Secretary of the Navy Carlos Del Toro visited the USS George Washington (pictured) Tuesday, in an effort to get a first-hand look at conditions on the under-repair aircraft carrier amid multiple suicides among crew members. File Phot by Keizo Mori/UPI | License Photo
May 18 (UPI) -- The Secretary of the Navy visited the USS George Washington in an effort to get a first-hand look at conditions aboard the Nimitz class aircraft carrier after a number of suicides among the crew, the Navy announced.
Secretary Carlos Del Toro was joined by Chief of Naval Operations Adm. Mike Gilday while visiting the ship Tuesday, which has been docked at the Newport News Shipyard in Virginia since 2017, for a four-year Refueling and Complex Overhaul. Those repairs have been delayed because of the pandemic and aren't expected to be finished until December.
Del Toro and Gilday made the trip "to hear from the crew firsthand about the challenges they are facing while the ship is in RCOH. We gathered unvarnished feedback & a number of recommendations to improve their quality of life," the Office of the Secretary of the Navy said on Twitter.
The 30-year-old ship has seen a number of recent suicides among its approximately 2,700 crew members. In late April, two sailors were found dead, and officials later confirmed the cause of death as suicide. Both were found at separate sites on shore.
At the time, three sailors on the ship told Military.com that its commander, Capt. Brent Gaut, announced that the deaths were the eighth and ninth suicides involving sailors from the ship in the previous nine months.
"Our goal today is very simple, we want to hear firsthand from everyone on board the challenges they are facing," Del Toro said in a statement.
"I've had several conversations with both the Secretary of Defense and the Deputy Secretary and we all know this is hard and want to make it better.
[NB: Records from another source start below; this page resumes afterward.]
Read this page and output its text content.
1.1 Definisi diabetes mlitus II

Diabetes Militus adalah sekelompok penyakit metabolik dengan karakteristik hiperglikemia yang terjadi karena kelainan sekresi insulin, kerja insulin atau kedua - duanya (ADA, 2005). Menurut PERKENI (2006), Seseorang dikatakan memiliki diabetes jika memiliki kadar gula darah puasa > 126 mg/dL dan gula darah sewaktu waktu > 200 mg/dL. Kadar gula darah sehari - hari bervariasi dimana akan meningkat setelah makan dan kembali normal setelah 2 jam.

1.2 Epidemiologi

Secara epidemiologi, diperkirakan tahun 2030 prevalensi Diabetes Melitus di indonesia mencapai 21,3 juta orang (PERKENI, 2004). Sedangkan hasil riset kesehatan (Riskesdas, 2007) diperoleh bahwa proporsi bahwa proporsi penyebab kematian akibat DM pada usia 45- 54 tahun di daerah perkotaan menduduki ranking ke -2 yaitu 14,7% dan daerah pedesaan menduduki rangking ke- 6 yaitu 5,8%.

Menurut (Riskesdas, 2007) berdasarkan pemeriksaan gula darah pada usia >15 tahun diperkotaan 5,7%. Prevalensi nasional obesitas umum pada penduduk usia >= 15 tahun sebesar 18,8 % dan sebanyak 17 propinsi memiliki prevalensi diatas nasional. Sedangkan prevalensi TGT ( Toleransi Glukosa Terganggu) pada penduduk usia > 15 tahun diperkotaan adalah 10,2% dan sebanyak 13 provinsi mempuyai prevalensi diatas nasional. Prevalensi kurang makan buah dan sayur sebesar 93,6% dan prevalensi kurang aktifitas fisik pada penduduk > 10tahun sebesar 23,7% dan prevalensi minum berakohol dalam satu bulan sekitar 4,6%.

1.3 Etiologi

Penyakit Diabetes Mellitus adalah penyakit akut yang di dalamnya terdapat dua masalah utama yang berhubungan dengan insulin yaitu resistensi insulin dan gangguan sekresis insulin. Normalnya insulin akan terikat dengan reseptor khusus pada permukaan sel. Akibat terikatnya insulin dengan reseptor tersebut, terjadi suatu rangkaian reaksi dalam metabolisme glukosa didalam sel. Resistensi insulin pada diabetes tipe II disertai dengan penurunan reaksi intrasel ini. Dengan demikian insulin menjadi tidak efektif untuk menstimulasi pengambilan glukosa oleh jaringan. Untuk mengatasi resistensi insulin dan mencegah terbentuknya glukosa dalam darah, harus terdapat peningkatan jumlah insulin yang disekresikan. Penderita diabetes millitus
We want the crew's feedback and recommendations so we can continue to take immediate actions to improve their quality of life and the availability of mental health care services."
The Navy said the "circumstances surrounding these (deaths) incidents vary and some incidents remain under investigation."
Del Toro and Gilday stopped short of offering specific solutions.
"There is no treatment or prevention if we can't openly speak about our struggles and stresses," Gilday said in a statement.
"When someone needs help, we must get them help without judgment or hesitancy."
Since April the Navy has implemented several short-term initiatives with the goal of improving mental health among the crew, including moving hundreds of sailors to off-ship accommodations. Since Thursday, "off-ship berthing accommodations were made for all sailors who lived onboard, with nearly 300 moving off the ship," the Navy said in a statement.
For months, crew members have described intolerable working conditions aboard the floating fortress. Sailors trained for ship operations, have often found themselves reduced to performing menial tasks and unrelated labor as the 1,092-foot carrier sits at the pier.
The Navy has also deployed a rapid deployable Special Psychiatric Rapid Intervention Team to provide mental health assistance, and added a licensed clinical social worker to serve as a deployed resiliency counselor.
The ship now has an organic Applied Suicide Intervention Skills Team, made up sailors, equipped to act as first responders to any at-risk crew member.